The magnitude of associations between combustible cigarette smoking and fecundability varies by duration, dose, and recency of cigarette exposure.[9] Therefore, we might expect associations of e-cigarette use and fecundability to vary by recency or intensity of use. This was not the case in our primary analysis. Rather than increase, the association decreased with e-cigarette intensity, detracting from a causal interpretation. In our study, participants self-reported e-cigarette use, and current use was defined based on self-reported e-liquid vaped per day, which could lead to exposure misclassification between current and former use categories. Misclassification might also be exacerbated by heterogeneity of e-cigarette products. Assuming nondifferential misclassification, if true current e-cigarette users were misclassified as former users, then fecundability ratios would be underestimated for current use, and overestimated for former use.

Among some women, experiencing subfertility could increase e-cigarette use resulting in reverse-causation bias. Thus, we stratified our models by pregnancy attempt time at study entry, given that women with shorter pregnancy attempt times are less likely to change vaping behaviors in response to subfertility. The inverse association between current e-cigarette use and fecundability was slightly stronger among women with shorter pregnancy attempt times, allay ing concerns about reverse causation. We also found a slightly stronger inverse association among women <30 years old at baseline. Younger women might use e-cigarettes more often or more intensely than older women. However, in our data, distribution of e-liquid vaped per day was similar across age categories.

Limitations of this study include potential for exposure misclassification, residual confounding, and imprecision. Another concern is possible selection bias leading to an overestimate of associations for current e-cigarette use, because women lost to follow-up were more likely than retained women to have characteristics associated with reduced fecundability (e.g., lower socioeconomic status) and to use e-cigarettes. Finally, not all women have male-partner data available, and we were not able to include male-reported variables that might be important influences on fecundability in the analysis.

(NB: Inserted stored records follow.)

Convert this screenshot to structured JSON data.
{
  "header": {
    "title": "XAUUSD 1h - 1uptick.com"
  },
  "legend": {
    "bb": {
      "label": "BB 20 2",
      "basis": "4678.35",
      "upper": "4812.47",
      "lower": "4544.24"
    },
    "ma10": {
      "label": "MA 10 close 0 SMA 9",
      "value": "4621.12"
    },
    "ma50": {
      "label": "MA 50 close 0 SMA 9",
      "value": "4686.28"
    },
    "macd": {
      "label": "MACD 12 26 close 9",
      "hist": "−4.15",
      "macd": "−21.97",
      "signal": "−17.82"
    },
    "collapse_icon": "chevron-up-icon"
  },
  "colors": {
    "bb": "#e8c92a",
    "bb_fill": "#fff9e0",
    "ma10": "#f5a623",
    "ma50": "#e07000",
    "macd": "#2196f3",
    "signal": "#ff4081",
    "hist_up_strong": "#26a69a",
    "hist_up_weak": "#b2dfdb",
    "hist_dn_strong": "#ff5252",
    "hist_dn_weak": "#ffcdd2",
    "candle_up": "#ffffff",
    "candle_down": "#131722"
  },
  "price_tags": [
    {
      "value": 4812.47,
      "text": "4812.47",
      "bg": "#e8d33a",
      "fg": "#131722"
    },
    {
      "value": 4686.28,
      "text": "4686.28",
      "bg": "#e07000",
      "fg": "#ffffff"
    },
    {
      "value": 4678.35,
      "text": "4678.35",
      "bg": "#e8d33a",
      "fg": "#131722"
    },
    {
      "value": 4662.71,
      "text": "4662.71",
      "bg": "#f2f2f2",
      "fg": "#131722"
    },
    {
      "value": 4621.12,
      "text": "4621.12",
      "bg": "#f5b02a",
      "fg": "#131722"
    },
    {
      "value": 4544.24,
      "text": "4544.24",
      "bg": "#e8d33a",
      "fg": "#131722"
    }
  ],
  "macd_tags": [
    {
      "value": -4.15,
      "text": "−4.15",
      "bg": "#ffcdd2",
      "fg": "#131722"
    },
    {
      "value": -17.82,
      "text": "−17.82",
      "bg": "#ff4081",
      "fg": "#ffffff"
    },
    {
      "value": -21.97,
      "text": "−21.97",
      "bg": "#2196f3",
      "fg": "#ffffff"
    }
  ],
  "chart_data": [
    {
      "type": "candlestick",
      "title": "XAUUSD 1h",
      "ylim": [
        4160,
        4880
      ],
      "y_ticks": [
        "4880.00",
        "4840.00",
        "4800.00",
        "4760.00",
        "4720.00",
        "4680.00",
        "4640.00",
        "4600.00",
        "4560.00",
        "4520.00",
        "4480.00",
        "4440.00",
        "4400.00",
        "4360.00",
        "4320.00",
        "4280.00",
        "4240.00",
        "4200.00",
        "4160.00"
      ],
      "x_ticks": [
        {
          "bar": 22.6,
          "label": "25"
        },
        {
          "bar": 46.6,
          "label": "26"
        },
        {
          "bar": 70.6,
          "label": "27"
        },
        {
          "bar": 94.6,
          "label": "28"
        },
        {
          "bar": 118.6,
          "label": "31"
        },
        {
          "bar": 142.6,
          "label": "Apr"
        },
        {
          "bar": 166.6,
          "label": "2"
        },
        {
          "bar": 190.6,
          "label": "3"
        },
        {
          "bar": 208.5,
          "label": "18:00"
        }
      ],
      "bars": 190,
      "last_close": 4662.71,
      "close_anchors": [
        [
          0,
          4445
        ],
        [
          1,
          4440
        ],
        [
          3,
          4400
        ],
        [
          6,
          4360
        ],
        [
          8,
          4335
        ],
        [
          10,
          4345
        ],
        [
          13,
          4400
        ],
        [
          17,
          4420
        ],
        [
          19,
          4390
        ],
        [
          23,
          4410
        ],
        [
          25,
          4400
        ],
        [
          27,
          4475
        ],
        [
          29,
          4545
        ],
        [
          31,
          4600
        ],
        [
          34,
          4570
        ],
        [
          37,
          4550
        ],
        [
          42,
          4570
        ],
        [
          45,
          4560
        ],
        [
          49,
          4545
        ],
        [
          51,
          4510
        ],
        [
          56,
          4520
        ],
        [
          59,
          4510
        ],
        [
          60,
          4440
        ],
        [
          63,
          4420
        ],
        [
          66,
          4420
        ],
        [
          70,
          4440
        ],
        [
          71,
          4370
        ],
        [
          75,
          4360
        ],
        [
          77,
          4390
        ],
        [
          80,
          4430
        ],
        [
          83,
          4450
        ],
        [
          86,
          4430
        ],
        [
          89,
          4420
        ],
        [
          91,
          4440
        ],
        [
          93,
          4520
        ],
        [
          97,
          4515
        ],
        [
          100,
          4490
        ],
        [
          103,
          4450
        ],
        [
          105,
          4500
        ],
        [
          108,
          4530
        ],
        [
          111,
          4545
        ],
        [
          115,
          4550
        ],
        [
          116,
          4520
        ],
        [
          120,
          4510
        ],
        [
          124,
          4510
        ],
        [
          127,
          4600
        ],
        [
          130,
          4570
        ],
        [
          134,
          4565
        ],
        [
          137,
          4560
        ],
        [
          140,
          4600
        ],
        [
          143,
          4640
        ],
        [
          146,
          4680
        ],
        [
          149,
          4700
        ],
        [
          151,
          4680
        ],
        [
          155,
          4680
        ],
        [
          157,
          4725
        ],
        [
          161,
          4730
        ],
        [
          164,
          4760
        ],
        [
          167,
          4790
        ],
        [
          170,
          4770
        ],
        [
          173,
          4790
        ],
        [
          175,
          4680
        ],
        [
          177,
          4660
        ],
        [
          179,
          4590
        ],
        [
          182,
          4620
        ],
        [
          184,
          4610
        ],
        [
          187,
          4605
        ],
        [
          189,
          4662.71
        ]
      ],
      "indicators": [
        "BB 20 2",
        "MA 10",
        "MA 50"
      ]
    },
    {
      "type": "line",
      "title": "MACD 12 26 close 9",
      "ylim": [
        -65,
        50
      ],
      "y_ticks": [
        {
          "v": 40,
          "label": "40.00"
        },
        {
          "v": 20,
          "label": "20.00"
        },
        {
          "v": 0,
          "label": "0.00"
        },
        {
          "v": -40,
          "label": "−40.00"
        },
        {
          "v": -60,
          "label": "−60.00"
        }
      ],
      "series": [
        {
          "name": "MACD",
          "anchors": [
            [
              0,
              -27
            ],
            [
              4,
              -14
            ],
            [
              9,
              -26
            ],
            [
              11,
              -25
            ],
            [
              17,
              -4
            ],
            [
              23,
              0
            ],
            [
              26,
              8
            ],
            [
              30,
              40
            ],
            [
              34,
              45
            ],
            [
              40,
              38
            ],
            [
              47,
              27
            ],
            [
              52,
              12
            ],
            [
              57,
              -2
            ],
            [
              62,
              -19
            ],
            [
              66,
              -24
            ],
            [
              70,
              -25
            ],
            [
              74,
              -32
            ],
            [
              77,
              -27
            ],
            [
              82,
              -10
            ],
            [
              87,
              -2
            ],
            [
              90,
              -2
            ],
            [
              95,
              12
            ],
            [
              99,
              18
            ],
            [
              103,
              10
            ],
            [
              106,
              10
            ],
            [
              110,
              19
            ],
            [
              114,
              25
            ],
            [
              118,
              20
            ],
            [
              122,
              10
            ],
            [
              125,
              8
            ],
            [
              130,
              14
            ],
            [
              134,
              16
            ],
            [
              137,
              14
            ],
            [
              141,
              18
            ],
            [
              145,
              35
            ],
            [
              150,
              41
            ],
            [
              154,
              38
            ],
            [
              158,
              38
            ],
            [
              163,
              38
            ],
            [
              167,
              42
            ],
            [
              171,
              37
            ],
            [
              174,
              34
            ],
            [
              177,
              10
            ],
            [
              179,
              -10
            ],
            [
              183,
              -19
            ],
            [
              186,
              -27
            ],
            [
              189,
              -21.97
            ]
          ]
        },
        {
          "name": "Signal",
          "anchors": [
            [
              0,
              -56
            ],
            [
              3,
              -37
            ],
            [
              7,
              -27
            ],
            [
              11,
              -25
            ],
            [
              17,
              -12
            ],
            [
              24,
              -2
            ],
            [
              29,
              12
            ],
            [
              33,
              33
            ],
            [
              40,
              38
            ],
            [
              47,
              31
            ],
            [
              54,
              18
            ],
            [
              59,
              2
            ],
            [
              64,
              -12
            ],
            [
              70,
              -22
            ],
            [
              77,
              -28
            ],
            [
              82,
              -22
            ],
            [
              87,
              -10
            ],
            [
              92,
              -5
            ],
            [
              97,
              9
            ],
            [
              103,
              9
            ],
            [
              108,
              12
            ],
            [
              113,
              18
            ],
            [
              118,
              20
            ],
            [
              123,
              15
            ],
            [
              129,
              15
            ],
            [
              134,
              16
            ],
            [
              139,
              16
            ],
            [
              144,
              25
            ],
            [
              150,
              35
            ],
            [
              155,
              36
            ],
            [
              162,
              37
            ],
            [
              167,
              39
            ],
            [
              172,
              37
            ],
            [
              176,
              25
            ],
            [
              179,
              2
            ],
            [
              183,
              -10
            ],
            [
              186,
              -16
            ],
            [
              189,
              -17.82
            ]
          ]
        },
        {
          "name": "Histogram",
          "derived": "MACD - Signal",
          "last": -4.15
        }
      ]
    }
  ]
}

It is estimated that 15% of couples experience infertility,[25] which is associated with psychological distress and financial hardship.[50] Identifying modifiable factors that affect fertility is important to help couples improve chances of pregnancy. Women planning a pregnancy, particularly smokers who wish to reduce or substitute combustible cigarette exposure, might seek guidance on the safety of using e-cigarettes during the preconception period. In our data, e-cigarette use was associated with slightly reduced fecundability, but it remains unclear whether this represents a causal effect. If internally valid, these results should be applicable to any population exposed to e-cigarettes and tobacco products similar to those used in this population.